I’m not exactly sure why I’m going through so many mood swings.  I won’t say it hasn’t happened before, but my cycles usually last an extended period of time.  Some time the mania has lasted over a year.  There were fluctuations between hyper and full blown mania, but there wasn’t the daily (or hourly) flip flop between the highs and lows.  The depressions can last even longer than the mania, spanning 18 months or more.  There doesn’t seem to be any external influences that are causing the rapid cycling; life is as ‘normal’ as it gets.  I’d like to blame the meds, but it seems like I have to adjust the dosage to react to a change instead of as a result.

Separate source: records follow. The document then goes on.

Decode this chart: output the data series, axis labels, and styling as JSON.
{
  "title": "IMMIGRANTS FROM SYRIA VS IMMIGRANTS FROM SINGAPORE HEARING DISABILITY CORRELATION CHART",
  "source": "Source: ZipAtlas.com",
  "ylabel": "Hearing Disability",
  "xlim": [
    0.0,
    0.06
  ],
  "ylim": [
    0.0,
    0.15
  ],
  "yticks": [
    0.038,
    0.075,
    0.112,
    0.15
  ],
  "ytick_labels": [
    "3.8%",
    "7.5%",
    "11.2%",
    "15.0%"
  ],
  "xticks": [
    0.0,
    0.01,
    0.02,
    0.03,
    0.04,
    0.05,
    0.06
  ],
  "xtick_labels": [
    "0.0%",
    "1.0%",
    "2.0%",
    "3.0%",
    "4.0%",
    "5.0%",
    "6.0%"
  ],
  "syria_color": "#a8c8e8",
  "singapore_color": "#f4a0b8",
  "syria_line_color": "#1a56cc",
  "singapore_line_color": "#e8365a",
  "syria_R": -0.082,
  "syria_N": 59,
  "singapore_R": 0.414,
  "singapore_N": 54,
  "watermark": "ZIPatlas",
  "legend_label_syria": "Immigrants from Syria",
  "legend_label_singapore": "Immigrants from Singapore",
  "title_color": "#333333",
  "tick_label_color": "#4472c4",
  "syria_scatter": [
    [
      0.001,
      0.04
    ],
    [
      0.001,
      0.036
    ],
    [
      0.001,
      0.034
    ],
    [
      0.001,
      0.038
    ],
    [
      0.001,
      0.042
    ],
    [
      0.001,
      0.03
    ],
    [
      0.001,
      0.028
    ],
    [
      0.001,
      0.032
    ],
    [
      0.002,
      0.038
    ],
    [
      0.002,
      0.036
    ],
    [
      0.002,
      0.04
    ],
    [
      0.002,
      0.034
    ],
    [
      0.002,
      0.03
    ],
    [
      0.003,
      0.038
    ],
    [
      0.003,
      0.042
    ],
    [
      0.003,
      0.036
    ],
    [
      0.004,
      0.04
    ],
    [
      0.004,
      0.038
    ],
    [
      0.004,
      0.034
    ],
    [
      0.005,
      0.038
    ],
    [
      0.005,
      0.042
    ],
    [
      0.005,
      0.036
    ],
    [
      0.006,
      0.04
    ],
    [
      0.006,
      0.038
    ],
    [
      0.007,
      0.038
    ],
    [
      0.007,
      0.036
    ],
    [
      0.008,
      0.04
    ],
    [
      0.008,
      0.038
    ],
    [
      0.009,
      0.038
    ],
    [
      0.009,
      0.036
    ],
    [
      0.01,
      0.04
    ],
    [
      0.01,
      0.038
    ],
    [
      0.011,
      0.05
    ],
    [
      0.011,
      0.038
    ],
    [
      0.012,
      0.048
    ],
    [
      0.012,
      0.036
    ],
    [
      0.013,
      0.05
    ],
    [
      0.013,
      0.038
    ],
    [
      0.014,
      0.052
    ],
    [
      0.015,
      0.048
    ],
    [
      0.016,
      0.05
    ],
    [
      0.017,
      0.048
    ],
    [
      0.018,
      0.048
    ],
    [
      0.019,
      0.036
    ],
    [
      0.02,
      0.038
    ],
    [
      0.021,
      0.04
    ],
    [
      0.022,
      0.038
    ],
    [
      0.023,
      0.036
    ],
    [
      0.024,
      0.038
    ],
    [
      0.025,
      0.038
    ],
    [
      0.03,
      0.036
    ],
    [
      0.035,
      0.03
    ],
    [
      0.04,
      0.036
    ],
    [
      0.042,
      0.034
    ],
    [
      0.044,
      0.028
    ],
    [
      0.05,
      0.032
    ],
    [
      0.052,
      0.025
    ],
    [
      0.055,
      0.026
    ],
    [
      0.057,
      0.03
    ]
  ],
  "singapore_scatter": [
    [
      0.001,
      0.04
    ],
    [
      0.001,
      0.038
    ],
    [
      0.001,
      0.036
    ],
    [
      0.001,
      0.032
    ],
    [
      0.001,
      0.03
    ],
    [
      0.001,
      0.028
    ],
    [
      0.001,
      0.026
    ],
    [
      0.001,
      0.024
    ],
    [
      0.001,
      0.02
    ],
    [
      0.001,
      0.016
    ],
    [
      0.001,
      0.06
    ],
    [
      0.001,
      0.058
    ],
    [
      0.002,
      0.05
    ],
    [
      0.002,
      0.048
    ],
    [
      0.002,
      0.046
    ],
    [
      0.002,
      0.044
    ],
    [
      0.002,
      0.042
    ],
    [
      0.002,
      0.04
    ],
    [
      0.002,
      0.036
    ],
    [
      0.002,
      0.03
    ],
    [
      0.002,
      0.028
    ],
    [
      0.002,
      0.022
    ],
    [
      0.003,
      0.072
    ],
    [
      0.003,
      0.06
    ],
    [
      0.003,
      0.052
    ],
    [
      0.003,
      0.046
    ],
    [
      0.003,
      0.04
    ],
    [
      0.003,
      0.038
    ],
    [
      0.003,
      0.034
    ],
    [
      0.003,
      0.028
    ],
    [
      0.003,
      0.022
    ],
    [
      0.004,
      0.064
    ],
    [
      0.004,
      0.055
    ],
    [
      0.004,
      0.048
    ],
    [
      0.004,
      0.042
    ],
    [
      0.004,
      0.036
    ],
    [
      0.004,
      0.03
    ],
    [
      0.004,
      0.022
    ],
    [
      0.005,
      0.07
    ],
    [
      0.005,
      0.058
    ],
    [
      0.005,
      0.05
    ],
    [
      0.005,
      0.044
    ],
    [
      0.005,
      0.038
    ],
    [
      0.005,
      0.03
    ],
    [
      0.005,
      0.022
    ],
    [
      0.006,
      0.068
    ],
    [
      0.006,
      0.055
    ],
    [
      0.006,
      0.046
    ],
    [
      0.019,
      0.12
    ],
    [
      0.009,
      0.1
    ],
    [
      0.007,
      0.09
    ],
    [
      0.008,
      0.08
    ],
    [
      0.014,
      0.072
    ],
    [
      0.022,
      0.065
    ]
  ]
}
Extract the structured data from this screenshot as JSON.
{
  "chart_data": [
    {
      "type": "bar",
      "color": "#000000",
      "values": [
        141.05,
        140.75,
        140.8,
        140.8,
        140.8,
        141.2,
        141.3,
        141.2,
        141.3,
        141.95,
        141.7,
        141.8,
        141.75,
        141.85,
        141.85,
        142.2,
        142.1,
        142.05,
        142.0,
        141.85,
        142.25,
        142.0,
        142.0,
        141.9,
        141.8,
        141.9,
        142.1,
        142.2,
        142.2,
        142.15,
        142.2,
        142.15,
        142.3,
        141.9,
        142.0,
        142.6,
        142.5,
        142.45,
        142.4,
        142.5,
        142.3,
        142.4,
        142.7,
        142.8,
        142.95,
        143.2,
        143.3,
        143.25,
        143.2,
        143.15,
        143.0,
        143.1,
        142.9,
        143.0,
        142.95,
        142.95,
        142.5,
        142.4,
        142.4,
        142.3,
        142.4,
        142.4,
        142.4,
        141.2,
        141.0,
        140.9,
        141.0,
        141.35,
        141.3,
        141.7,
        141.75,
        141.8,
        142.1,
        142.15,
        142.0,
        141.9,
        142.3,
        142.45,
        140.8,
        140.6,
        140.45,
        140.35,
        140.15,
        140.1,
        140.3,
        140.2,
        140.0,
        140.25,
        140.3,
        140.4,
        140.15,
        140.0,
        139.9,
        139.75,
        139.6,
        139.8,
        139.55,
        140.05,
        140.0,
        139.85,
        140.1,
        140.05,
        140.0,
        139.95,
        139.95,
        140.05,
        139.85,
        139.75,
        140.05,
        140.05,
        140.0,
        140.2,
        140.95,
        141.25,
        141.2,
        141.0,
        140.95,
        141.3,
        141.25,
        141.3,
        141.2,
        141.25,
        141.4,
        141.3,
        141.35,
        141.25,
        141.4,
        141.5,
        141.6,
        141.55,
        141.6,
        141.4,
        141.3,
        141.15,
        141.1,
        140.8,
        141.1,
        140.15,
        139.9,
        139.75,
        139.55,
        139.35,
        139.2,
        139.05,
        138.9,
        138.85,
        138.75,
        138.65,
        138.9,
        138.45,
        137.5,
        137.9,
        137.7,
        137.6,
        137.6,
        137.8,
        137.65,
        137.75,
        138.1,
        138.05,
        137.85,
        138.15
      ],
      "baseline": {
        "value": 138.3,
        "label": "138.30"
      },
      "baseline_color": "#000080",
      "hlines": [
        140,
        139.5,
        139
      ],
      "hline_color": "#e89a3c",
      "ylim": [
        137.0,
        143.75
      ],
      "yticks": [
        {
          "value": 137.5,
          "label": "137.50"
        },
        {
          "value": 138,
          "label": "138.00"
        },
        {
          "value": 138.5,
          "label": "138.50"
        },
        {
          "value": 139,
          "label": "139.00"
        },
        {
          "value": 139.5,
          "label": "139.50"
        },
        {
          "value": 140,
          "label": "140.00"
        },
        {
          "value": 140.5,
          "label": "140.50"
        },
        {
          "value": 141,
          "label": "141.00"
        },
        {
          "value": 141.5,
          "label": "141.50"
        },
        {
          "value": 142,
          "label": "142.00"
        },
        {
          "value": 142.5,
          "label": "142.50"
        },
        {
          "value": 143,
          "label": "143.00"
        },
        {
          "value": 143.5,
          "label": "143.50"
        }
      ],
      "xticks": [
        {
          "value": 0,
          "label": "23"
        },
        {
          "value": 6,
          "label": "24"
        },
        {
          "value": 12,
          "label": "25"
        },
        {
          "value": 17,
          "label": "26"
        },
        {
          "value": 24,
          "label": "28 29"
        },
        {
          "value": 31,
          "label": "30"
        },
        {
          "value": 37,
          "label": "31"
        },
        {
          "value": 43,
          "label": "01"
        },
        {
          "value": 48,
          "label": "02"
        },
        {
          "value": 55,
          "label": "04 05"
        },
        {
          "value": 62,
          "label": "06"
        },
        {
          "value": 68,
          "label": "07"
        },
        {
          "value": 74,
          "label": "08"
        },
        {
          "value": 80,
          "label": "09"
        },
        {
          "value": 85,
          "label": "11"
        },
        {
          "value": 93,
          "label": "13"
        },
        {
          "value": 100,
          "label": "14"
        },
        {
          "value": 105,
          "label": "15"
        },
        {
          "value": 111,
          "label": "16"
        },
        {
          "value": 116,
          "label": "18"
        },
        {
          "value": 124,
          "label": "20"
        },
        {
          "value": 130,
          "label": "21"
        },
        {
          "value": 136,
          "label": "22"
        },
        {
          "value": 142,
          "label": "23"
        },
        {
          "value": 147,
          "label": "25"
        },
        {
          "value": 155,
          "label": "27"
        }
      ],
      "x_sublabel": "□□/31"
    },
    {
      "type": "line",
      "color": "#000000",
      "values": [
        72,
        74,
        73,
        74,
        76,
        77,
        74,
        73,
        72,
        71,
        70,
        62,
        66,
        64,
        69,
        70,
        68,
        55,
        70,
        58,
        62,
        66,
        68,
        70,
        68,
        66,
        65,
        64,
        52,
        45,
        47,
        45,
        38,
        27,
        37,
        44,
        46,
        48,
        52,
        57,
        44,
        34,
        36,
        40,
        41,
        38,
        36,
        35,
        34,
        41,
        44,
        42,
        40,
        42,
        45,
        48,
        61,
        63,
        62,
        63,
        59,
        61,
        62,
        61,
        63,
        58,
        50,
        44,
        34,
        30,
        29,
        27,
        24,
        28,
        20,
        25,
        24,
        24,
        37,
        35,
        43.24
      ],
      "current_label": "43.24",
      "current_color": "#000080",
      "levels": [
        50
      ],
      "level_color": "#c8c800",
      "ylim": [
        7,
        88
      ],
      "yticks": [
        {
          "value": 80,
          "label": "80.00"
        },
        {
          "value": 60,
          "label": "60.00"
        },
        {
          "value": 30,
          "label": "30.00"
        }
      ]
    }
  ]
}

All these mood swings has me worn out.   I’m just emotionally worn out as well as physically.  My meds help me sleep at night, but even when I’m depressed I only average about six hours per night.  I get even less sleep when I’m running high.  Six hours sleep just isn’t enough to get me completely recharged.  And the lack of sleep creates a vicious cycle.  When I’m down, the lack of sleep just makes everything seem worse.  I already have a lack of energy, and when you add the sleepiness on top of it I’m really drained.  And of course, functioning on two or three hours during a manic episode will quickly wear a body down.

The emotional fatigue is what really gets me.  I am so tired of the fluctuations.  I know everybody has ups and downs, but mine are to such an extreme.  I just want to feel stable and steady for a while, but I can’t seem to get that relief.  All these wild changes remind me every day that I’m dealing with a devastating and life altering illness. It really pisses me off.  Even when I’m depressed I find the energy to be angry about not being able to be ‘normal’.  There’s just no break from the illness.  My therapist and Doctor keep telling me that it is possible to maintain, and I know some bipolar friends that seem successful in controlling the swings.   I can’t help feeling like my illness is so extreme that it can never be completely controlled.  That adds to the challenge as I get so tired of having the constant state of flux.  Separate and apart of the emotions and feelings I go through every day, the knowledge that this is an incurable illness is sometimes almost too much to bear.  But the mood changes again, and although I still feel out of control, it becomes at least livable.

At least today is better than yesterday.  Who knows…  Maybe tomorrow will be too.